ACARA v9 CONTENT DESCRIPTION “select and use equipment to generate and record data with precision to obtain useful sample sizes and replicable data, using digital tools as appropriate”
Builds on choosing equipment and reading it with care. At Year 10 the aim is data others can trust: matching a digital tool to the change you study, telling fine resolution apart from a stable reading, taking enough repeats for a useful sample size, and recording the method and every run so an independent group can replicate the result.
Pick the tool that matches the change, then prove it is stable
Suppose you measure how fast a trolley accelerates down a ramp. A pair of light gates wired to a timer triggers the instant the trolley breaks each beam, recording the interval to a thousandth of a second, far ahead of a stopwatch thumbed by a slow human hand. That fine resolution is a good start, but it is not the whole story. Resolution is how finely the tool can split a reading; precision is how closely repeats of the same run agree. A sensor can show many decimals and still wobble in the last few, so a single logged run never settles the answer. The cure is to repeat the run and look at the spread.
Measured acceleration as repeats are added
The same ramp and trolley were timed many times. The bars show the running mean of the measured acceleration after 1 run, then 3, 5, 8 and 12 runs. Watch it settle.
After a single run the mean is whatever that one run gave. As repeats are added the running mean stops jumping and settles near 204 centimetres per second per second. A larger sample size pulls the mean toward the true value and lets one odd run sway it far less, no matter how many decimals the sensor can show.
Sample size, repeats and the figure you report
Each run carries a little random scatter from tiny differences you cannot control: a slightly different release, a speck of dust on the track, a gate nudged a hair. Average a handful of runs and that scatter partly cancels; average many and it cancels further, so the mean settles close to the true value. This is why a larger sample size gives a steadier, more reliable result, even when each single reading already looks precise. A data logger makes the repeats cheap: it captures every run at the same trigger, evenly and without a biased hand, so you can build a useful sample quickly. Recording the real value from every run, rather than rounding them to look alike, lets you average them honestly.
Twelve logged runs of the same ramp test
Each bar is one logged run of the measured acceleration. The runs cluster, but no two land on the same value. Switch between the table and a graph.
The twelve runs spread from 201 to 207 with no single fixed answer, even though the sensor reported each to a fine resolution. That scatter is normal. Because every run was logged honestly, you can average the whole sample to about 204 rather than trusting any one run alone.

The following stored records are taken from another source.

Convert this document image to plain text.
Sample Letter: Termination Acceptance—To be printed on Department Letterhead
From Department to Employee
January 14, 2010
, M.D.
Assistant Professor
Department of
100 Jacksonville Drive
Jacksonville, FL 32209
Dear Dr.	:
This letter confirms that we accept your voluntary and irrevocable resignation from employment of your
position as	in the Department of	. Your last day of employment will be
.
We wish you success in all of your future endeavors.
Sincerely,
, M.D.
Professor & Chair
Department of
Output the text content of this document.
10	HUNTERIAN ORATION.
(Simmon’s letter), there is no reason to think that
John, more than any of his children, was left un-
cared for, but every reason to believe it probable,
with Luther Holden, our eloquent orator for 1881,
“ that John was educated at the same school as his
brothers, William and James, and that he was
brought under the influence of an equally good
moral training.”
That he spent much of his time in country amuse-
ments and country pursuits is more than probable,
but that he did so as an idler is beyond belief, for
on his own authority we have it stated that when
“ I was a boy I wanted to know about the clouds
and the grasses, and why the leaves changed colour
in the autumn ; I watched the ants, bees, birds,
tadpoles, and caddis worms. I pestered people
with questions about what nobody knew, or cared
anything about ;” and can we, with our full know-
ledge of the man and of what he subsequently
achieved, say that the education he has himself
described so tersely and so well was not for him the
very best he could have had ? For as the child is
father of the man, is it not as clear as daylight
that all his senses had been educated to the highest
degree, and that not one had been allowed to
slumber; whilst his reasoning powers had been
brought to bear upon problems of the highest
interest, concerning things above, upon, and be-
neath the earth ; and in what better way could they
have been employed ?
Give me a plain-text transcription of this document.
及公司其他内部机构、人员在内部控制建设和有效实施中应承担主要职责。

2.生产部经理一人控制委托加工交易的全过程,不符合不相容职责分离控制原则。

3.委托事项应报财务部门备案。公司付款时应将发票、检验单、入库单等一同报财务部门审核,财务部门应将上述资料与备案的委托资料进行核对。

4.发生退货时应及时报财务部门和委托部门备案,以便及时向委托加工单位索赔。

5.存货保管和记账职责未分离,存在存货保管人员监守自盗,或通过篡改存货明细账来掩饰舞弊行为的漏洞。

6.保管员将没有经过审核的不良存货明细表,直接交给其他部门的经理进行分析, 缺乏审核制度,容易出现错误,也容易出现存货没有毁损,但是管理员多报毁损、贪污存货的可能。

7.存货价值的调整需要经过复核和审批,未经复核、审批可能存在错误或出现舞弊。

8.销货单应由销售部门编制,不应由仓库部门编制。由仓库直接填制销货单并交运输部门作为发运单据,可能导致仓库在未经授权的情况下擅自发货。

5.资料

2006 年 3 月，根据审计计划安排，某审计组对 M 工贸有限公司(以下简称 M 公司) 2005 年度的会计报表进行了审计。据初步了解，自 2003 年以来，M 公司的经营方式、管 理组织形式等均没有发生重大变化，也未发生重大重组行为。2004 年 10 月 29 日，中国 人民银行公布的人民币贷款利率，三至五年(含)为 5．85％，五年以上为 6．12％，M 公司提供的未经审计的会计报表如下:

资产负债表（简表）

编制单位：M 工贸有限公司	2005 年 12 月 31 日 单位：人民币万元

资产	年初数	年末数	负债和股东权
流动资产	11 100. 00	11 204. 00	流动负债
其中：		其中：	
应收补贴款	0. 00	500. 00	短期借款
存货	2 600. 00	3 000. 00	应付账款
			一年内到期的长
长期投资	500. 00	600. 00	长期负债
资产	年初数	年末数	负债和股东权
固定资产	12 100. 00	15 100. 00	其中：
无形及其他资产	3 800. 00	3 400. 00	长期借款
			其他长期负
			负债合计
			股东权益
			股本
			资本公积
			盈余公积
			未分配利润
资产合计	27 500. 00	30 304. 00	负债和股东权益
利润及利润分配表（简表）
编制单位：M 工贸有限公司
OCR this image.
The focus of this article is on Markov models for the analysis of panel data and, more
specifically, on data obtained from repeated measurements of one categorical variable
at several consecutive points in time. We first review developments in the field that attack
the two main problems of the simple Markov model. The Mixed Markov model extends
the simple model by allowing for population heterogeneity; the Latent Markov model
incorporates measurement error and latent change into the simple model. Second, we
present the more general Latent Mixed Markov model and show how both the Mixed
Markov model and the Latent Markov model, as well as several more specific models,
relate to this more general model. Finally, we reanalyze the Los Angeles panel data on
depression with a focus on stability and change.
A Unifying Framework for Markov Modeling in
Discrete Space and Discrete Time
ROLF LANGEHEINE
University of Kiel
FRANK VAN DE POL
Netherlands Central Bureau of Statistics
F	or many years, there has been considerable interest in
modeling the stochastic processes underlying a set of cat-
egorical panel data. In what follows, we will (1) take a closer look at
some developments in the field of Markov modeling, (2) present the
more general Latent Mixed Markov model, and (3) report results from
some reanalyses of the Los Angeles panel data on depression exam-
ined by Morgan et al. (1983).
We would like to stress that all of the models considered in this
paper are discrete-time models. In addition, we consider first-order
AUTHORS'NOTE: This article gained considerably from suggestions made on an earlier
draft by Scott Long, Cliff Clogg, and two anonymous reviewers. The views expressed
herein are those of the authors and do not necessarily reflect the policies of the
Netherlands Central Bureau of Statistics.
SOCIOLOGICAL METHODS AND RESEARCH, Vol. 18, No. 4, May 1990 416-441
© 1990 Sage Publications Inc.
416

Spot the run that does not belong
Even with careful logging, one careless moment can plant an odd value: a gate knocked out of line, a trolley given a push instead of a clean release, or a beam broken by a stray hand. A run that sits well outside the cluster of the others is the cue to check the apparatus and the record on the spot, while the gear is still set up, rather than after it is packed away. The odd value is noted and investigated, never quietly deleted, so the sample you report stays honest.
A series of logged accelerations: find the stray run
Twelve runs of the same ramp test were logged in order. One value sits far outside the cluster, most likely a knocked gate or a trolley that was pushed.
Click the point that does not fit the pattern of the others.
What makes data replicable?
Data is replicable when another group, following your method with their own equipment, can reproduce a result that agrees with yours within reason. That independent agreement is what builds trust in a finding. Replication depends on choices made while gathering the data: a faithful record of the apparatus and its geometry, the logger settings, an honest log of every run, and a sample large enough to be meaningful. Sort each practice below by whether it genuinely makes the ramp investigation replicable, or whether it would quietly make the result impossible to reproduce.
Judge the case for replicable data
The claim: this investigation produces replicable data that another group could reproduce. Decide which practices support it.
Claim: This ramp investigation produces data that an independent group could replicate.
The ramp angle, the gate spacing and the logger trigger settings are written down with the results.
Every logged run is kept, including the ones that came out a little high or low.
Only the three runs nearest the textbook acceleration are reported, and the rest are dropped.
Enough runs are logged to form a useful sample, and the full set is averaged.
The method is left vague so each group can quietly set the ramp up its own way.
Decide whether each statement is evidence for the claim, or not.
Why this matters
A conclusion is only as sound as the data behind it, and sound data is more than a sensor with many decimals. It comes from a tool matched to the change being measured, enough repeats to form a useful sample, an honest record of every run, and a method clear enough that others can reproduce the result. Digital tools make the repeats easy to gather and log without bias, but the judgement about resolution, sample size and replicability stays with the investigator.
Quick self-check
1. A trolley rolls down a ramp and you want the acceleration measured precisely. Which digital tool suits the job best?
2. Your motion sensor reports speed to 0.001 metres per second, yet the same run logged twice differs in the third decimal. What does this tell you?
3. You log the ramp run three times, then ten times. What does the larger sample size mainly give you?
4. A different class repeats your method with their own light gates and trolley and lands on a close acceleration. This shows your data is...
5. To let another group replicate your ramp investigation, what should the record contain?